As this city’s primary public defender, responsible for representing over 220,000 New Yorkers accused of crimes and over 3500 young people prosecuted in family court, we know that the process used to “investigate” Eric Garner’s death was not the same one used against our clients. Unlike Officer Pantaleo, our clients are arrested first with little to no investigation of any facts. While they are under investigation, they are not home with their families sharing holidays. They are in jail because, despite a constitutional presumption of innocence, bail is often set before a grand jury ever hears any evidence. The grand jury that hears evidence against our clients is not a special one convened months after the incident for just one case. When a District Attorney seeks an indictment against our clients, they present witnesses and ask questions with a plan as to what charges they want the grand jury to consider and they actively try to get the grand jury to vote their way. The evidence they present is often selected to strengthen their case and insure the case will go forward. Almost always, they get what they want. For our clients, it is as easy as indicting a ham sandwich.

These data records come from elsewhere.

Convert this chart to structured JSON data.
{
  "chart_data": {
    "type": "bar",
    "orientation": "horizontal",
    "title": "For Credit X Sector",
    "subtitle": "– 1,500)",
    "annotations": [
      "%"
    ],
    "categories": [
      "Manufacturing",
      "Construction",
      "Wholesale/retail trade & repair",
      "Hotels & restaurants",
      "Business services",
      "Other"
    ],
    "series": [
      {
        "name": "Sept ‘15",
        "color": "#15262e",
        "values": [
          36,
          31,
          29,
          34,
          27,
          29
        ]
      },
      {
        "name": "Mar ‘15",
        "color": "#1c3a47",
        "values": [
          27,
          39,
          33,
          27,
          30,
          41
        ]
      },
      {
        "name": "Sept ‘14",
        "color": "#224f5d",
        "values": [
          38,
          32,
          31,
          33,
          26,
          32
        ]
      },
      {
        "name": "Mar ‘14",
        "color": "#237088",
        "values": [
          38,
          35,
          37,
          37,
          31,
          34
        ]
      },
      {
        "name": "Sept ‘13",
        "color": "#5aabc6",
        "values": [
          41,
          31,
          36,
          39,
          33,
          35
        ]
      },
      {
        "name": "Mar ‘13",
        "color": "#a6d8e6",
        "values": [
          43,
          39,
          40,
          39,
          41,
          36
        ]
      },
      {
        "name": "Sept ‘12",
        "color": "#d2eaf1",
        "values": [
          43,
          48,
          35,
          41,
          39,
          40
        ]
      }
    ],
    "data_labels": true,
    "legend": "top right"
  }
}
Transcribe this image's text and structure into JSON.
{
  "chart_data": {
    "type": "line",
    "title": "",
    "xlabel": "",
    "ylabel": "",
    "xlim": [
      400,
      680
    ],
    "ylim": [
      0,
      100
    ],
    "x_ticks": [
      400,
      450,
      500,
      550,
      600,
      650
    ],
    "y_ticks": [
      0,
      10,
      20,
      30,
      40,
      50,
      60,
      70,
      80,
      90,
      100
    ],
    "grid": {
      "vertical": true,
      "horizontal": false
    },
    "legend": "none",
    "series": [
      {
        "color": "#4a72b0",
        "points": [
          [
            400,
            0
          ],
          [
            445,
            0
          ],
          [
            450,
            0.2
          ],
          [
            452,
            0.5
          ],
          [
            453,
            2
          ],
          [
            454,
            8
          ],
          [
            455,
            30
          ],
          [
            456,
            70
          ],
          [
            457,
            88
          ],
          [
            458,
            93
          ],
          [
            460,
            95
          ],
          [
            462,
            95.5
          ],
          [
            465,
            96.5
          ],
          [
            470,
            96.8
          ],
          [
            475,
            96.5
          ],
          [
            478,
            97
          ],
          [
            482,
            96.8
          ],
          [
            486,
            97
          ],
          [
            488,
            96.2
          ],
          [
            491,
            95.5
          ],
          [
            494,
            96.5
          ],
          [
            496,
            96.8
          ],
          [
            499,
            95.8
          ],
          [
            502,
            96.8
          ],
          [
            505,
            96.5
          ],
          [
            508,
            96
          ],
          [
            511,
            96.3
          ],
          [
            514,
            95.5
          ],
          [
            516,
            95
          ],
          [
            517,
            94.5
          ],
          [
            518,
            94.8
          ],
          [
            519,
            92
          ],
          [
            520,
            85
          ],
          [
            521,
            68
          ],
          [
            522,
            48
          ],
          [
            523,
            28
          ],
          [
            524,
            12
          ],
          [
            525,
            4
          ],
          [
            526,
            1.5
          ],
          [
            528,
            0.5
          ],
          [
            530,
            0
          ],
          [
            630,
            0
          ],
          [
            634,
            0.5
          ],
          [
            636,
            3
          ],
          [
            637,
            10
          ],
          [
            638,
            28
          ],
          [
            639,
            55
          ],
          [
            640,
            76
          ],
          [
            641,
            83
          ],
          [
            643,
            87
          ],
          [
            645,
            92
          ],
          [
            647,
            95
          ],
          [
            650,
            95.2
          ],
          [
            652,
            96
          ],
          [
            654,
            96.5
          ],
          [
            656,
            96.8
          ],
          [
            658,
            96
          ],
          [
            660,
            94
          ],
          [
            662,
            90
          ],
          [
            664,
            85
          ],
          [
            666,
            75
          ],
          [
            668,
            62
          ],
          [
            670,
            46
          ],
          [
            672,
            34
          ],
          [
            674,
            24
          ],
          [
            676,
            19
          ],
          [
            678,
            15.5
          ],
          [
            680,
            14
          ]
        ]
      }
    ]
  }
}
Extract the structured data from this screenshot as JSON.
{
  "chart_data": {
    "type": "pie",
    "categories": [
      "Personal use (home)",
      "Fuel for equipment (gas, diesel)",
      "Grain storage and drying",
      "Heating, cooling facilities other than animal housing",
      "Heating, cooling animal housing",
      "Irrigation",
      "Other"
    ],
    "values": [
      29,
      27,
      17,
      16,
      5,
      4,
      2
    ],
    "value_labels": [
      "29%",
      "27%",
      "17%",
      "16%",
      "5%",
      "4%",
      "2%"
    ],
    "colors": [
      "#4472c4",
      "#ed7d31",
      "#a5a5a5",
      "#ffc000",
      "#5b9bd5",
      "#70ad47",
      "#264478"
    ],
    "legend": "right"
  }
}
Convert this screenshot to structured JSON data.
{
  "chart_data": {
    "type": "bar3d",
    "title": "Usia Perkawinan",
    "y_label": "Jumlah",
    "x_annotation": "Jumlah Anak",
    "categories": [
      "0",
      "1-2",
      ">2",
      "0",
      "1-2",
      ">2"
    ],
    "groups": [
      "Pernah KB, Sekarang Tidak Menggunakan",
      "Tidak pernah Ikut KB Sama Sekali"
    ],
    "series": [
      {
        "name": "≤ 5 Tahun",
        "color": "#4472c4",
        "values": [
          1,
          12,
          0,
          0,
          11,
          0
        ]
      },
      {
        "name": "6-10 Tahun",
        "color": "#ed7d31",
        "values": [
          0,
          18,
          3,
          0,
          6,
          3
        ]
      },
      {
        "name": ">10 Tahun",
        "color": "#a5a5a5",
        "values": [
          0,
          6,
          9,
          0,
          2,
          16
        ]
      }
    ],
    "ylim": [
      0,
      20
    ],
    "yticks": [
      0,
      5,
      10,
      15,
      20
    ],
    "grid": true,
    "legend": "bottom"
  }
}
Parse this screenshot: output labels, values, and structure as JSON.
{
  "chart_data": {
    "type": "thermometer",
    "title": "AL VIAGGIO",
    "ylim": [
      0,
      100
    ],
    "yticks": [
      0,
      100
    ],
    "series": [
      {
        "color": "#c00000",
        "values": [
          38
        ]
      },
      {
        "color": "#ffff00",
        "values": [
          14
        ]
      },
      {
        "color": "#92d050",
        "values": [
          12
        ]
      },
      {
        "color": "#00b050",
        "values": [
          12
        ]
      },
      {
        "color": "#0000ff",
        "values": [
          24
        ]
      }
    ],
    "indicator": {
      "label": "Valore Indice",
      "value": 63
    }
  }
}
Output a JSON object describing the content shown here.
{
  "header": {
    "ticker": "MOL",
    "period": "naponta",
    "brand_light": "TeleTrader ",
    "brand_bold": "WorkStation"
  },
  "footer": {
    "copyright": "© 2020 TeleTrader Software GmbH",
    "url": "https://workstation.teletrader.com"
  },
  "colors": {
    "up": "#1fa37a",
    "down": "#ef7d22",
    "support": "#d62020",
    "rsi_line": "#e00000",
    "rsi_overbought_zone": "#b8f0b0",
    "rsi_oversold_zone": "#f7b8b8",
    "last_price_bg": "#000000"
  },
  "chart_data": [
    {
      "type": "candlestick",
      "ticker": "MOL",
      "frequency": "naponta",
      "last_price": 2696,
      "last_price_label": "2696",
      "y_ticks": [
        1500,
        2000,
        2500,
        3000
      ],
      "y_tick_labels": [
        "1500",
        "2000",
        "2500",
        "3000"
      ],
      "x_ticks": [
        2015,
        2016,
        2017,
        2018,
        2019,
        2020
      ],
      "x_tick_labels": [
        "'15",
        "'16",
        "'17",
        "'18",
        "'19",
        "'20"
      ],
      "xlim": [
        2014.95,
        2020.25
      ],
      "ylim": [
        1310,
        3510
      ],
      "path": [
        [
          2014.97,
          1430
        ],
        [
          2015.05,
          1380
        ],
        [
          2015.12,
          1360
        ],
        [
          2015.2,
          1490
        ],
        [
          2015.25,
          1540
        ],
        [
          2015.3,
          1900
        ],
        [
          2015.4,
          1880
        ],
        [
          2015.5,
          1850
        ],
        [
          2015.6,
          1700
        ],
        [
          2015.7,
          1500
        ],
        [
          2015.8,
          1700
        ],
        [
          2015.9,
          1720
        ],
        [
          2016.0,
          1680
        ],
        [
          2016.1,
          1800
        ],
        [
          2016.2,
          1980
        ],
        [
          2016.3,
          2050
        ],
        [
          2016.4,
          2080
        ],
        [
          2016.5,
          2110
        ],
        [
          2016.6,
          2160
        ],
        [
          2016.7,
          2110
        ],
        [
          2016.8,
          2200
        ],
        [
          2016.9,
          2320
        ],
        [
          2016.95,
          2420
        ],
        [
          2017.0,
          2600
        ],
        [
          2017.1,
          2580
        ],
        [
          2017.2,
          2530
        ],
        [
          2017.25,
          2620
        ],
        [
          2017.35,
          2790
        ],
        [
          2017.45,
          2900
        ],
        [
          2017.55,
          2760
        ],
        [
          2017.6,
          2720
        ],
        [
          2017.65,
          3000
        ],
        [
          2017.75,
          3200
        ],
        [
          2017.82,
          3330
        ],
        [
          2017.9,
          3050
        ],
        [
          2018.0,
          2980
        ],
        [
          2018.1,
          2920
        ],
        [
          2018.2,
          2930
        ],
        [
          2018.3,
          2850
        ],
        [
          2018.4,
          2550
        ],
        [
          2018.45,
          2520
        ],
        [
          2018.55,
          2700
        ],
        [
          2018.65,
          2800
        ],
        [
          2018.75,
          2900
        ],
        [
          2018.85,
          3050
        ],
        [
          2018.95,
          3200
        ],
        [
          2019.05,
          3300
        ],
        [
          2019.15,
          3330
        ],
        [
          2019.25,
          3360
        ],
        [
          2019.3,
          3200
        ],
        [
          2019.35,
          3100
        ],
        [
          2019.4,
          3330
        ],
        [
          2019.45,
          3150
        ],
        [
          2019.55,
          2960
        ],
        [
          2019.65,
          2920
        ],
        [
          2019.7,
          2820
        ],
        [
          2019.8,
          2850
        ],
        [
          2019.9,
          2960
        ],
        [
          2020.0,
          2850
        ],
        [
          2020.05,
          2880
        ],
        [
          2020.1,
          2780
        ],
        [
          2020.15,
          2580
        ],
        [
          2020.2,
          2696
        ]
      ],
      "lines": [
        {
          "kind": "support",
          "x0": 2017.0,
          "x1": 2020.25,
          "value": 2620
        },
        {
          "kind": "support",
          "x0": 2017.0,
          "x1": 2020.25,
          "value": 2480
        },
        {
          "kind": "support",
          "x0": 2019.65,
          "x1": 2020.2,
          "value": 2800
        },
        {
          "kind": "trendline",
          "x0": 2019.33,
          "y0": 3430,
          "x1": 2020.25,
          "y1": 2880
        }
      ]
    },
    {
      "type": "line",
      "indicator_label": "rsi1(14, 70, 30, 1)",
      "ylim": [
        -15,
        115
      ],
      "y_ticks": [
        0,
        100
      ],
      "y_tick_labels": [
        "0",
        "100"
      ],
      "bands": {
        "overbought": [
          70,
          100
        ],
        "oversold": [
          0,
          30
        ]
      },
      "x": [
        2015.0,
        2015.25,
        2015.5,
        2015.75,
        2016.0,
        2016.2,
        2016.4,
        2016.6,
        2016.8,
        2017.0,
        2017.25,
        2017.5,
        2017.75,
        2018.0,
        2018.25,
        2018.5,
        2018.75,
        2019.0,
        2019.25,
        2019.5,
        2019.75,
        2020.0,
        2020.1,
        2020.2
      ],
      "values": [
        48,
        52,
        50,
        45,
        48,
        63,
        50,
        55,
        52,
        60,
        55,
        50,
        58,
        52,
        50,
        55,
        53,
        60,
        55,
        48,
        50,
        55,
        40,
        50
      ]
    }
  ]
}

One must ask why it is different for police officers and we are outraged that it is. Today we are filing a motion with the court requesting that the entire grand jury proceedings be unsealed to the public. We believe that an indictment in this case, given the video and the medical examiner’s report, should have occurred. In light of the fact that the grand jury chose not to indict Officer Pantaleo, the public has the right to evaluate whether or not this proceeding was handled properly and what caused the shocking result of no indictment.
Our problems don’t start and stop with the failure of the Staten Island District Attorney to secure an indictment. In communities of color across this city, police policy allows discriminatory over-policing practices under a theory that focuses on arresting people for minor offenses and “quality of life crimes.” These policies and practices, which often result in unwarranted and unlawful arrests, coupled with the lack of true accountability, training, supervision and discipline, have brought us to this place where we mourn not only Eric Garner, but countless others like Akai Gurley and Ramarley Graham. While some think that body cameras are the answer, we know it will take more than that. After all, there was video in this case.
Our thoughts are with these families as we call upon the Mayor and Police Commissioner for real change to prevent these tragedies from ever happening again.